Мальчик, завернутый в бурое одеяло, даже не шелохнулся. Его наркотический сон был глубок, точно Марианская впадина.
— Но мы отвлеклись. — Не выпуская мальчика, я подобрал пистолет. — А мы по-прежнему вправе, док. Мы по-прежнему вправе.
— Сигару? — Белявский выудил из халатного кармана плоскую сигарную коробку и ножичек. Аккуратно срезав кончик смуглой "гаваны", он достал и зажигалку в перламутровом корпусе.
— Ну, как желаете, — отреагировал он на мой отрицательный жест. — Ваше поколение не смыслит.
— Наше поколение не спит с женами своих детей, — заметил я ожесточенно. — И не ставит экспериментов на младенцах.
— Ну, не стоит за всех отдуваться. — Раскурив сигару, Михаил Андреевич погладил свой голый череп. — Итак, в вашем примерно возрасте меня занял исключительно дерзкий план. Сколь вам известно, кора головного мозга является высшим продуктом человеческой эволюции. В нейронных связях вы, как я догадываюсь, разбираетесь поверхностно?
— Вовсе не разбираюсь. — Блефовать я не стал.

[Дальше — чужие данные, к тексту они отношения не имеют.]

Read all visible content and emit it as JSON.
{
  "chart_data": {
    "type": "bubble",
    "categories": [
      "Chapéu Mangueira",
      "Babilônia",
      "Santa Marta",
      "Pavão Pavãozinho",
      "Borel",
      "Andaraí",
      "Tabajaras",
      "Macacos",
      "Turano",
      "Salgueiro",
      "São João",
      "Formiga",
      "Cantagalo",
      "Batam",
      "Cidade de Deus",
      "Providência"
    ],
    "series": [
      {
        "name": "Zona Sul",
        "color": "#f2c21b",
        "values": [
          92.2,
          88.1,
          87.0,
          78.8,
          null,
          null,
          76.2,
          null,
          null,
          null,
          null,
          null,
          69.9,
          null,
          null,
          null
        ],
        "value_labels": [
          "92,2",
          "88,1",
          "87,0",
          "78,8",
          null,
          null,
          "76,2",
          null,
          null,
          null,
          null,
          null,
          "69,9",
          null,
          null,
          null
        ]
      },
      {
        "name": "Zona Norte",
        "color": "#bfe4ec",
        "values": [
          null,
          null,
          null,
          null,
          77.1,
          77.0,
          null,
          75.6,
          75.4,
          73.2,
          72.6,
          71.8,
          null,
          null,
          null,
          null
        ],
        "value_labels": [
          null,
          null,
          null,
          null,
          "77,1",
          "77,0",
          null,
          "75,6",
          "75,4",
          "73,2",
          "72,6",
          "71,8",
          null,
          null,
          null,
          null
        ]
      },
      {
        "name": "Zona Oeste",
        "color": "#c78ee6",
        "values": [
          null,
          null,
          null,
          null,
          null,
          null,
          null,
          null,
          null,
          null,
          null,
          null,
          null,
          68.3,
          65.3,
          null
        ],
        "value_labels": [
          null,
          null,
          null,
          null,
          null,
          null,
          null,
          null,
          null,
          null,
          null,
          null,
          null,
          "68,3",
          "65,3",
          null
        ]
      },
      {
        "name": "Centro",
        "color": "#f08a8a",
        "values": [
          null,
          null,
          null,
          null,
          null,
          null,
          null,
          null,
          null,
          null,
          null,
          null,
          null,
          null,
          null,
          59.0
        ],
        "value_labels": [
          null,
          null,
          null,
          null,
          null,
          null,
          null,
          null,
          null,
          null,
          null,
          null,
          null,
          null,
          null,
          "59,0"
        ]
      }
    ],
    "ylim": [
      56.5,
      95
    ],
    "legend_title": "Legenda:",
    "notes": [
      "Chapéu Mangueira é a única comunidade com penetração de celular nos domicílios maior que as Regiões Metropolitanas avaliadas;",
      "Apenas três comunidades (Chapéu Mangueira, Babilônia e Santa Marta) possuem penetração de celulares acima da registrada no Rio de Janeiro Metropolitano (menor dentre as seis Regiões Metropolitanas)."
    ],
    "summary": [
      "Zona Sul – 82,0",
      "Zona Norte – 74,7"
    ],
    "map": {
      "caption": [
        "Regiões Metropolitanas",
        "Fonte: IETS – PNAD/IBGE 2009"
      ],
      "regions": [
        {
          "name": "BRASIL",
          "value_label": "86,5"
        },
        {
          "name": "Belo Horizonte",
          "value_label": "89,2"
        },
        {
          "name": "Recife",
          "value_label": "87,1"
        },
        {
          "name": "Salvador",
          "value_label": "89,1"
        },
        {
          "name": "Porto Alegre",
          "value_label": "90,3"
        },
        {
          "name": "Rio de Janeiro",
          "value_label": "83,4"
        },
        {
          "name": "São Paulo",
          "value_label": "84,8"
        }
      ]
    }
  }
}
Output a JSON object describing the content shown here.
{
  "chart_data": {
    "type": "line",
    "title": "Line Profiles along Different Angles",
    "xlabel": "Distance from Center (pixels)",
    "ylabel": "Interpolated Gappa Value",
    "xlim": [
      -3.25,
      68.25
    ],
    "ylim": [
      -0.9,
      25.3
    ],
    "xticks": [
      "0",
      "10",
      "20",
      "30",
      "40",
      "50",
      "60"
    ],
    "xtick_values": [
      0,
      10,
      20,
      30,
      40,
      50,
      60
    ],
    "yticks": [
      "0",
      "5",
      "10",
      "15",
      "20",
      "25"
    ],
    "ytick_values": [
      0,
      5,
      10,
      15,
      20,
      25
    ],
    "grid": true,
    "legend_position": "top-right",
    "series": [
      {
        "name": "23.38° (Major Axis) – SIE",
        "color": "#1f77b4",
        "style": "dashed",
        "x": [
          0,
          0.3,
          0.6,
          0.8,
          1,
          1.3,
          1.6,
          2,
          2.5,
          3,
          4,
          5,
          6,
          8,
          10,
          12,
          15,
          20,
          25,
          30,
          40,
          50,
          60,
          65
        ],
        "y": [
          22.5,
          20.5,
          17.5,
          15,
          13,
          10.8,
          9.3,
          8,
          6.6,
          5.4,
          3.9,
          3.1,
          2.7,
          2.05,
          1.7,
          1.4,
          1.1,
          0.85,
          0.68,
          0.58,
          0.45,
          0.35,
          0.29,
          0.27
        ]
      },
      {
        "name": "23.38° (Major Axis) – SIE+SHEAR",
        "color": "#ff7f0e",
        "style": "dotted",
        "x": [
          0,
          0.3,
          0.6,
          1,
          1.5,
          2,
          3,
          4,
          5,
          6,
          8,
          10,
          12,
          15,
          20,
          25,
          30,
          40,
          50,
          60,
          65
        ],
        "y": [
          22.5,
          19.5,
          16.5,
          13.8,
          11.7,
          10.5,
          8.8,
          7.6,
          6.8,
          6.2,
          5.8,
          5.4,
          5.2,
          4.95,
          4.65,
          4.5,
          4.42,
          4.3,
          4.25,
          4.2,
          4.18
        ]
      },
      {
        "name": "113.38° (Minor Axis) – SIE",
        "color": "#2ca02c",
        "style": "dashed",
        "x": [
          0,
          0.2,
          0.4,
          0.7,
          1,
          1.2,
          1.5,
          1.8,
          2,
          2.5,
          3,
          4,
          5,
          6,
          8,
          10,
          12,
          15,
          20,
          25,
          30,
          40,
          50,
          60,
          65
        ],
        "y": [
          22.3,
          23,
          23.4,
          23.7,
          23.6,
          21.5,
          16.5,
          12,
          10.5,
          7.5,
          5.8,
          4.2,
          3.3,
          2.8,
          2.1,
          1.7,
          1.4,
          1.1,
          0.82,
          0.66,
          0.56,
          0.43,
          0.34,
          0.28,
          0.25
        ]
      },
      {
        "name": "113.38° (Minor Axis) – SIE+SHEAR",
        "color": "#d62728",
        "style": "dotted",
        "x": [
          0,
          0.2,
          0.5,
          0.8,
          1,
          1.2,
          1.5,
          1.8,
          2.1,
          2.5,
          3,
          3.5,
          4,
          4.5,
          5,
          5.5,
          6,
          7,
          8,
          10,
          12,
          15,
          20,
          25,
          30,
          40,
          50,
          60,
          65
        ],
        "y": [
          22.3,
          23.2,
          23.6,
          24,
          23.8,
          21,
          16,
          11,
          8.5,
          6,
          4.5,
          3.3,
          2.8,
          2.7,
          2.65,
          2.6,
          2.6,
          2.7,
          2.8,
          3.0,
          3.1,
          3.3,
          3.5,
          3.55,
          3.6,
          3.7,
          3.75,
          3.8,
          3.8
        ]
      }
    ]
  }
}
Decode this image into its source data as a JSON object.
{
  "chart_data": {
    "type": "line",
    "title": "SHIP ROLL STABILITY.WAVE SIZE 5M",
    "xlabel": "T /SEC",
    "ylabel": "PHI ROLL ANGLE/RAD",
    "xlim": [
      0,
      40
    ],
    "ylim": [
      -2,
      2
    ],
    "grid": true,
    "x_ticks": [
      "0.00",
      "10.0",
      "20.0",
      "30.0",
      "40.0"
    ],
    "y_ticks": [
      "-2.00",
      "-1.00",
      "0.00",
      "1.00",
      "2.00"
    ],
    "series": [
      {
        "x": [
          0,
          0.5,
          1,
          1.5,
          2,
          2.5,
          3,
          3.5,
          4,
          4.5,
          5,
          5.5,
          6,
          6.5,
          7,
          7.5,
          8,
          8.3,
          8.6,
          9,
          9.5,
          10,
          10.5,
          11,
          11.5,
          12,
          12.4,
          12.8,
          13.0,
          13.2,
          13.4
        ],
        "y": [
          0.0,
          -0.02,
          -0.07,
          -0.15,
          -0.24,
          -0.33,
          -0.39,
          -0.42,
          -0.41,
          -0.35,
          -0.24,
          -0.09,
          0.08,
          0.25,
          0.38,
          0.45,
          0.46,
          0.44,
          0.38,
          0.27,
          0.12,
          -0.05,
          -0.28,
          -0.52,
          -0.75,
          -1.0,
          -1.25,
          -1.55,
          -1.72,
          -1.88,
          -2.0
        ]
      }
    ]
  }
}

— Именно в коре сосредоточены все благоприобретенные составляющие наших личностей, — продолжил Белявский свою лекцию. — Именно там скрываются все наши страхи, надежды, редкие счастливые мгновения жизни, разочарования — словом, все, из чего складывается наше "я" от момента сотворения жалкого зародыша с его безусловными рефлексами до развития полноценной самодостаточной личности, способной обрабатывать и анализировать информацию. Именно в разных участках коры запечатлеваются и откладываются, словно в личной библиотеке, все наши воспоминания. Какие-то, неприятные или пустые, мы отбрасываем на самую дальнюю полку, более не читая их, какие-то перелистываем без конца, будто затрепанную книжку любимого автора, какие-то достаем лишь по мере необходимости, точно справочник, дабы не повторять прежние ошибки. Скажем, затылочная доля коры сохраняет все зрительные образы. У вас как со зрением? Что-то вы прячете глаза.
Но я всего лишь прислушался к шуму за дверью.
— Неважно, — отозвался я, что можно было истолковать двояко. — Продолжайте. На слух я пока не жалуюсь.
— Так вот. Об идее. О том, каким образом перехитрить нашего сторожа.
— Сторожа?
— Агностики называют его душой.
"Так вот на что замахнулся тщеславный академик!" — Я глянул на него с недоумением и, вместе, с интересом. Идеалисты, упрямо идущие по сломанному компасу, всегда вызывают нездоровый интерес у российских мещан. Я — не исключение.